For the next couple of hours, Montague, alongside a couple of dimple-cheeked helpers who seemed to emerge from the cabinets, and wore tiny, pointy green shoes, laundered the gang’s clothes. Weeks of sweat and grime flow with the water, leaving their simple garments fresh and clean.
This with the exception of Fassn of course, who’s still snoozing lightly on the floor, his mismatched garments and armour caked with filth and memories.
The gang reluctantly shells out a handful of coins each to Montague, with the exception of Fassn. “This dirt, these smells, they’re a part of me! They’re, like, part of the experience.”
Cang sniffs. “Typical.”
Fassn lays himself out on the floor with a cloth over his face, breathing deeply, slowly, contented, while his companions strip down.
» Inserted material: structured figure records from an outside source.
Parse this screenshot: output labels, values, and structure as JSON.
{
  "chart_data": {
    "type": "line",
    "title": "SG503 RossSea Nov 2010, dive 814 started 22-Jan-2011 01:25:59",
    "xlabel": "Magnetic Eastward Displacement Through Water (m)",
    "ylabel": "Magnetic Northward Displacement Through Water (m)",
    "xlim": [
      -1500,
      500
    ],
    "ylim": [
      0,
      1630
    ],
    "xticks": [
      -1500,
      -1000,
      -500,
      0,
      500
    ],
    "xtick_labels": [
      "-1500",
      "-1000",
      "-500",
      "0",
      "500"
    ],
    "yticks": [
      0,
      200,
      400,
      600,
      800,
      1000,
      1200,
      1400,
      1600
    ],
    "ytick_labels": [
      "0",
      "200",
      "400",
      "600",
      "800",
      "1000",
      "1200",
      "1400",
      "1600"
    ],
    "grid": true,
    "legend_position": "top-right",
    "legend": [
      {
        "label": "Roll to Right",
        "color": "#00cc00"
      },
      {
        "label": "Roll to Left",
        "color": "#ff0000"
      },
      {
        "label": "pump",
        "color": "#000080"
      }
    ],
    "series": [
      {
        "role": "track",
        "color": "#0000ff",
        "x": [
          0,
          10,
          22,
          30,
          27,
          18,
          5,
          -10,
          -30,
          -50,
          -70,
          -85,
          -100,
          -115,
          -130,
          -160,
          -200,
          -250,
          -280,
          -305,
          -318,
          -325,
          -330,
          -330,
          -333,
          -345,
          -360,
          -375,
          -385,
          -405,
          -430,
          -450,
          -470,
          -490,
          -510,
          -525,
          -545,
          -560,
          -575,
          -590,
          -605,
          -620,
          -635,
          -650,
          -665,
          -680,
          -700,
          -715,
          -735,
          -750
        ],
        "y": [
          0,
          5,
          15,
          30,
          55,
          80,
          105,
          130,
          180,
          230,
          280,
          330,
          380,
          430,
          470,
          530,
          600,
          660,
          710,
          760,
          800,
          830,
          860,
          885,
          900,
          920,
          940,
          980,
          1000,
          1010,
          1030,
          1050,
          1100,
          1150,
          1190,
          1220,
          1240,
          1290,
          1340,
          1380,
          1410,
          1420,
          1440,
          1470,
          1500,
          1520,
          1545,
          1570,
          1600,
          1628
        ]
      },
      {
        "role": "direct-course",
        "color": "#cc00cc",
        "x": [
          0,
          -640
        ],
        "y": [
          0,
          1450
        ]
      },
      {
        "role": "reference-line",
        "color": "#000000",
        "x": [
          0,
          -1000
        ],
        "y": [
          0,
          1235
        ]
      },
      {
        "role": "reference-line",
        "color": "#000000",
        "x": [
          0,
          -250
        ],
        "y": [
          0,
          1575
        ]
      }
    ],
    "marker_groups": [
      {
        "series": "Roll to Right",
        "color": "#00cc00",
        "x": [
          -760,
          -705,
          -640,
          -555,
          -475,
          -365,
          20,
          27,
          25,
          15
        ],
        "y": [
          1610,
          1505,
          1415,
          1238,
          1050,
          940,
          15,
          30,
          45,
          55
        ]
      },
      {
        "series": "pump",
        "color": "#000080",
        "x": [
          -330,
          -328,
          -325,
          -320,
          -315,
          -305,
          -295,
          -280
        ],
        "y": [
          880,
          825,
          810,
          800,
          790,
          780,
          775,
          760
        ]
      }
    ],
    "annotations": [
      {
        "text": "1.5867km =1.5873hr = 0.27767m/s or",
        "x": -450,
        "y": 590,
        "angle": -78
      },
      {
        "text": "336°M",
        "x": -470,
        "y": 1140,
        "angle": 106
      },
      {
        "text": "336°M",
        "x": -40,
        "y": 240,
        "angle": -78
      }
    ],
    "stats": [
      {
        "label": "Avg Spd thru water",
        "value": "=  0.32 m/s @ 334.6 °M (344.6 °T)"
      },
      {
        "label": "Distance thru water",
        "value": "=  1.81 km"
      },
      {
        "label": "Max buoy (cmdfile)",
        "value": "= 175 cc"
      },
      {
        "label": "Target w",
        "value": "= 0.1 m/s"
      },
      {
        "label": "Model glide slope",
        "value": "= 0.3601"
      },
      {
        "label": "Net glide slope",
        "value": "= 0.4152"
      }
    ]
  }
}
“It’s been an age since I’ve had these clothes laundered,” Shyan says. “We should’ve just bitten the bullet in the first place.”
Cang squints at her. “Bitten the what?”
“Wow,” Montague says, despite himself. “You really came through.” He makes a show of weighing the sack of coins in his hand. “Pretty good tip for a bath and a haircut,” he adds.
“Can you do our clothes now too? We realize we’re kinda, well,” Shyan trails off.
“Stinky,” Fassn says, taking a deep whiff of his own underarm.
“We’ll pay you like normal this time.”
A great big grin spreads across the barber’s face. “Laundry, but of course! Coins up front, please.”